1. Field of the Invention
The present invention relates to a wireless response device and an image forming apparatus and electronic equipment using the wireless response device.
2. Description of the Related Art
Status detection sensors for detecting equipment status are widely used in electronic equipment such as copiers and printers. As status detection sensors, for example, switches that detect status with an electrical short circuit or release, and photo interrupters that detect status by the interruption or transmission of light, are used. Status detection sensors are often used in applications that detect the binary status of whether or not a paper has passed, as in the case of a paper passage sensor, for example. In this case, the electronic equipment performs operating control and status monitoring of the electronic equipment according to the detection results of the paper passage sensor.
JP 2004-32052A discloses a wireless sensor (wireless response device) that detects the open/closed status in an opening/closing portion of a piece of equipment. This wireless sensor detects the open/closed status of the opening/closing portion by changing the state of electromagnetic waves of the equipment by placing the conductor in the vicinity of an antenna. Also, in Non-patent Document 1 (L. Reindl, et. al, Ultrasonics Symposium Proceedings, Institute of Electrical and Electronics Engineers (IEEE), SAW Devices as Wireless Passive Sensors, 1996, p. 363-367) and Non-patent Document 2 (F. Schmidt, et. al, Ultrasonics Symposium Proceedings, Institute of Electrical and Electronics Engineers (IEEE), Remote Sensing of Physical Parameters By Means of Passive Surface Acoustic Wave Devices (“ID-Tags”), 1994, p. 589-592), wireless sensors using a so-called SAW-ID (Surface Acoustic Wave Identification) are disclosed.
In status detection sensors such as switches and photo interrupters, power supply and the sending and receiving of signals are ordinarily performed by wire. When using a power line, there is the problem that power is also consumed when the equipment is in standby, or that malfunctions occur due to noise mixing in from the power line. Further, there is the problem that wiring becomes complicated when many status detection sensors are used in one piece of equipment, and many man-hours become necessary during fabrication or maintenance. Also, there is the problem that with connectors using the so-called lead-free materials of recent years, stable propagation of signals is hindered by the deterioration of those materials over time.

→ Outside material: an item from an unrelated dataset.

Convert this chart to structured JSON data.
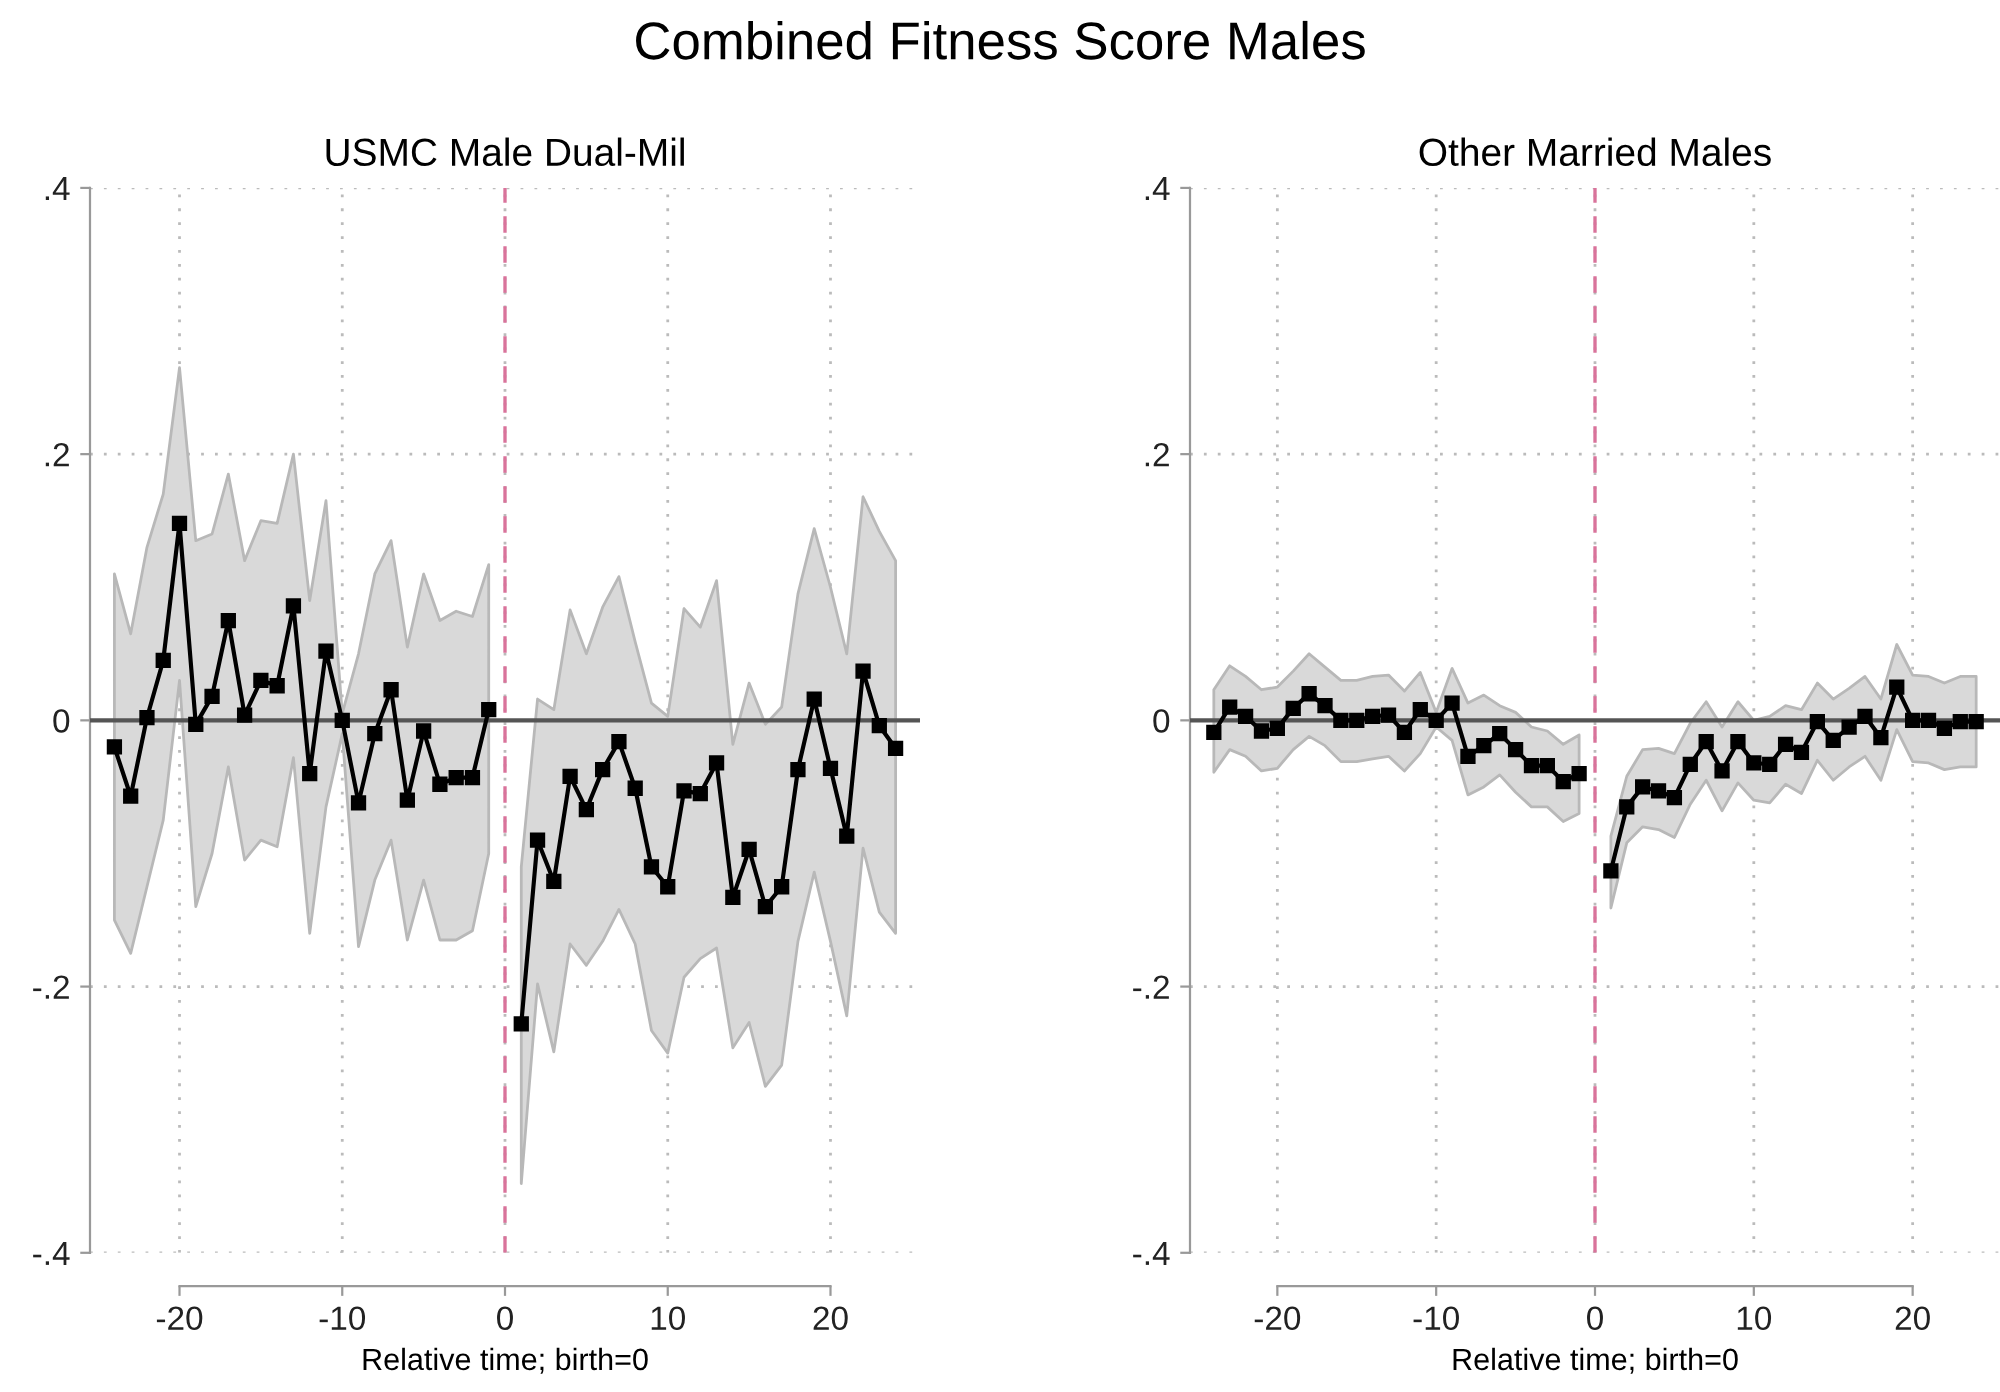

In order to address the problems described above, it is conceivable to wirelessly send and receive data signals to and from the status detection sensor. However, it is necessary for ordinary wireless communications equipment to have a battery inside in order to supply power. Thus, there is the problem that considerable labor is needed when exchanging batteries, so the realization of that concept is difficult. Also, as disclosed in JP 2004-32052A, in a system using RFID (Radio Frequency Identification), which does not require a battery, a communications blocking antenna for absorbing electromagnetic waves from an RFID reader is brought near or moved away from an RFID chip in order to not allow the RFID chip to operate. This system uses a principle in which the RDIF chip operates when the communications blocking antenna is moved away because electromagnetic waves reach the RFID chip, and the RDIF chip does not operate when the communications blocking antenna is brought near because electromagnetic waves are absorbed by the blocking antenna. However, in order to clearly change signals, a large space is necessary to bring the communications blocking antenna near and move it away. In this manner, the technology disclosed in JP 2004-32052A has the problem that it can not be used as a status detection sensor provided in a small space, such as a paper passage sensor, for example. Also, the wireless sensors disclosed in Non-patent Documents 1 and 2 have the problem that they have a configuration in which they have been specialized into a SAW device, which, in comparison to an RFID chip formed by a semiconductor (see FIG. 11 of Non-patent Document 1, and FIG. 6 of Non-patent Document 2), is disadvantageous for handling a large number of IDs. Further, when using a contact switch, as disclosed in Non-patent Document 2, there is the problem that depending on the arrangement of the SAW reflector, useless noise is generated because chattering occurs. Still further, when a sensor, which functions as a variable impedance, is arranged on a reflector disclosed in Non-patent Document 2, it is necessary to measure changes in amplitude of signals from the reflector. Therefore, a problem arises to apply the technology for a frequency band where an intensity of a signal is limited.